Cooking time

Duck Nachos

  • Preparation : 15 minutes
  • Cooking : 8 minutes
  • Portions : 4
nachos canard

Ingredients

  • 450 g (1 lb) Brome Lake duck for Chinese fondue
  • 15 ml (1 tbsp) Brome Lake duck fat
  • 300 g corn chips
  • 3 tomatoes
  • 1 green pepper
  • ½ red onion
  • 250 ml (1 cup) corn kernels
  • 45 ml (3 tbsp) olive oil
  • 15 ml (1 tbsp) lime juice
  • 15 ml (1 tbsp) honey
  • 1 avocado
  • 250 ml (1 cup) grated mozzarella
  • 250 ml (1 cup) shredded old cheddar
  • 180 ml (3/4 cup) sour cream
  • 60 ml (1/4 cup) cilantro leaves
  • 1 small jalapeno pepper, sliced
  • Salt and pepper to taste

Preparation

  1. Preheat oven to broil. In a large skillet over medium-high heat, heat the duck fat. Quickly brown the meat while breaking it up using a wooden spoon.
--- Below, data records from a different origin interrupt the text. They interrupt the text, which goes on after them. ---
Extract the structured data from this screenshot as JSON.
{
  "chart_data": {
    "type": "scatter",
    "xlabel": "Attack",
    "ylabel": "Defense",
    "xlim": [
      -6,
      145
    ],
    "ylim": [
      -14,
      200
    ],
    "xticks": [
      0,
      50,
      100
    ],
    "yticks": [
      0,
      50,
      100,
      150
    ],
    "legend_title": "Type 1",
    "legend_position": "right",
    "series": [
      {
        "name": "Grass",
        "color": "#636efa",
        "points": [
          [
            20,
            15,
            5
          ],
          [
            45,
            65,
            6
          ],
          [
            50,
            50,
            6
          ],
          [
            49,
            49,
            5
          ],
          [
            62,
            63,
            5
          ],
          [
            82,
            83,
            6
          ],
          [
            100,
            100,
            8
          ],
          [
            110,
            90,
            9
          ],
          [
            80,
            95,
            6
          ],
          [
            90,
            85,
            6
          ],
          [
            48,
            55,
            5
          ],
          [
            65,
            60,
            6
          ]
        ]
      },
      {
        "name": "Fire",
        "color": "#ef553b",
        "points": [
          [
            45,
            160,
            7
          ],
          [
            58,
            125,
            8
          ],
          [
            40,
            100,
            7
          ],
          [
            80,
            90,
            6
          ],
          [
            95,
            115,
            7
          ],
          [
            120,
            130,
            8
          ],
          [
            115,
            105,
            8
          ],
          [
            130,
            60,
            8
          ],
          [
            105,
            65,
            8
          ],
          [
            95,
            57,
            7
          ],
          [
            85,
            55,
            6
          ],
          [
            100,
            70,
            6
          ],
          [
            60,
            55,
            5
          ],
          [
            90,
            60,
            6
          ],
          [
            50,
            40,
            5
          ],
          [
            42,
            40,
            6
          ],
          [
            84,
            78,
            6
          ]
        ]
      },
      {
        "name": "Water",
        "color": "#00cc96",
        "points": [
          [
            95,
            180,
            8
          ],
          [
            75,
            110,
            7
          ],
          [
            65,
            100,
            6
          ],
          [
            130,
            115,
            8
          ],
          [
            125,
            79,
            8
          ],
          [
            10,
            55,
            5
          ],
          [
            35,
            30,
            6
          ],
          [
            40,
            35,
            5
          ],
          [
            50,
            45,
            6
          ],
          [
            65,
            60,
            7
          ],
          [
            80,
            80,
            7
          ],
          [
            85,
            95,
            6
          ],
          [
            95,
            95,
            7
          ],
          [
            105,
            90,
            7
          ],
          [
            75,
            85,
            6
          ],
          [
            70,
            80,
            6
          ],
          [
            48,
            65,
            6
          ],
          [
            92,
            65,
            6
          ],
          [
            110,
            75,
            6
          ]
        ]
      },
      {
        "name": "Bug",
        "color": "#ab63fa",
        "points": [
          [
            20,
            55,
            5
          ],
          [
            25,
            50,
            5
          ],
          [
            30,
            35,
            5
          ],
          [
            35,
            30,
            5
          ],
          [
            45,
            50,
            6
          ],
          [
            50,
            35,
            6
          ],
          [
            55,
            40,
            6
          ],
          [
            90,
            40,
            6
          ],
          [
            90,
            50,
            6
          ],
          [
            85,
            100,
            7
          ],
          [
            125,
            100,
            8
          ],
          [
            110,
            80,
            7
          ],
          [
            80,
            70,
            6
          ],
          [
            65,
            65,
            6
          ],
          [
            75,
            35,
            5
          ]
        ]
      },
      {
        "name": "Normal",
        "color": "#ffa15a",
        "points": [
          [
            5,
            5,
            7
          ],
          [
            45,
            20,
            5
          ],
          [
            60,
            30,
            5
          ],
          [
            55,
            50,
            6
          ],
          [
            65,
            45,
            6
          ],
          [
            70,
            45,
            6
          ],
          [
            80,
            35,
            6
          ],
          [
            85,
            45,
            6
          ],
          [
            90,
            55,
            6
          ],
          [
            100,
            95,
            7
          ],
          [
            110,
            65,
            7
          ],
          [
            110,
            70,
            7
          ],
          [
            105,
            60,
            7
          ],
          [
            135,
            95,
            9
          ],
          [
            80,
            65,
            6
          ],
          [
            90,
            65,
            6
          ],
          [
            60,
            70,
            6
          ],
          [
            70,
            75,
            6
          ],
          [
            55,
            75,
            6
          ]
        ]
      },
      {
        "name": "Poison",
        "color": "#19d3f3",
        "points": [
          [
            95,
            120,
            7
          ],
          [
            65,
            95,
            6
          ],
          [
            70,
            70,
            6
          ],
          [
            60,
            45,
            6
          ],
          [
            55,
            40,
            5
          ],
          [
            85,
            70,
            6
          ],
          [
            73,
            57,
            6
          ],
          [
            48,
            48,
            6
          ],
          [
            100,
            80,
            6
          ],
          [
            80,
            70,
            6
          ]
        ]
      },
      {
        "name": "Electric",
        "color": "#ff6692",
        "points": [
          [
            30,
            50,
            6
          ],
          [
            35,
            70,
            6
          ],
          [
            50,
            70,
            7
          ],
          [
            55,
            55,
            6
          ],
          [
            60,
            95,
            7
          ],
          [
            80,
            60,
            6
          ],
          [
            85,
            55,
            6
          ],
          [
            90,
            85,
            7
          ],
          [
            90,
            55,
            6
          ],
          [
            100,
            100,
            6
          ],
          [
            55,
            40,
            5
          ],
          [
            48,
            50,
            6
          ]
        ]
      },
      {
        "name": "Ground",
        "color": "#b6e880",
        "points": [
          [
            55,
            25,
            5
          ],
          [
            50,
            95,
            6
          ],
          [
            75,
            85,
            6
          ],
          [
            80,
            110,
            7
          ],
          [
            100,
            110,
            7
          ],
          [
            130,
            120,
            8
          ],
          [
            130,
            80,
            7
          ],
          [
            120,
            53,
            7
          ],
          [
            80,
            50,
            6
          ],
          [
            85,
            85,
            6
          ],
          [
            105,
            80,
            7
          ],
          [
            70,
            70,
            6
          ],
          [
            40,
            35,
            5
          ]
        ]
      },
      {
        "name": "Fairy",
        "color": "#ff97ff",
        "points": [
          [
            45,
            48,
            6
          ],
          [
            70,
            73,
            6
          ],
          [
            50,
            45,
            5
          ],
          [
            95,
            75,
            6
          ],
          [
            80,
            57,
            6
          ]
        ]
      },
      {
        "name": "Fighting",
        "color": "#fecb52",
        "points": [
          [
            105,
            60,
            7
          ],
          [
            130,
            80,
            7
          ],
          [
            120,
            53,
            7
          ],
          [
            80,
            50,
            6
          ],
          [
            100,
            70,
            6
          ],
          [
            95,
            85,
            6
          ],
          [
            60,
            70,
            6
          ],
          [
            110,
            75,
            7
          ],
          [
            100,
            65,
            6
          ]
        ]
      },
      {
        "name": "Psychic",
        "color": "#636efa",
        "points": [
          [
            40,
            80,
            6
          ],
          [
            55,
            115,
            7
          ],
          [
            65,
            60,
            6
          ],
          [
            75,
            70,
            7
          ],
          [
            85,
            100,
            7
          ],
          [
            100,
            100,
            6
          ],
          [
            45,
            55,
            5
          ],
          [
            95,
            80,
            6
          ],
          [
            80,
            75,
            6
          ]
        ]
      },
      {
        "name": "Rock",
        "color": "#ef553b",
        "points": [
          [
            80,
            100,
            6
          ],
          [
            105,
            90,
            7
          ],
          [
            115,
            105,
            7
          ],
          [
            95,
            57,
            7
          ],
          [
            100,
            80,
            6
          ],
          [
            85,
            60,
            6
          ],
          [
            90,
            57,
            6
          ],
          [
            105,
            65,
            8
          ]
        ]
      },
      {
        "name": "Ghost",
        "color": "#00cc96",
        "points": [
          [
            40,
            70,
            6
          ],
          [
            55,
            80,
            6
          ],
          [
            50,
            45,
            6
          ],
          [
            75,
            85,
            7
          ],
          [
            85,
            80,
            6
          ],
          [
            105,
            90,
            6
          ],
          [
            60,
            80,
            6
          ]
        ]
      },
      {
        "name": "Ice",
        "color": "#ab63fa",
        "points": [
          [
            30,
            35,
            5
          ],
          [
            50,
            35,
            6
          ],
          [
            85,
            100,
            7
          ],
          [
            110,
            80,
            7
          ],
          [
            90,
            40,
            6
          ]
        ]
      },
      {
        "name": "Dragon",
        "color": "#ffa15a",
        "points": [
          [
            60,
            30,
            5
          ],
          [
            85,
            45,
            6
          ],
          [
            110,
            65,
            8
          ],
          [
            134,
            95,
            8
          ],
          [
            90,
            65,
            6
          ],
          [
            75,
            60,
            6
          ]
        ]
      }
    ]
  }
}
Add salt and pepper.

  2. Cut tomatoes, peppers and diced red onion and mix in a bowl with the corn, olive oil, lime juice and honey. Add salt and pepper. Cut the avocado into cubes and add to the salsa, mixing gently.

  3. Spread the corn chips on a large baking sheet covered with aluminum foil, and top with the duck, salsa and cheese. Bake for 4 to 5 minutes or until the cheese is golden brown. Garnish with sour cream, cilantro and jalapeno, or serve the sour cream on the side.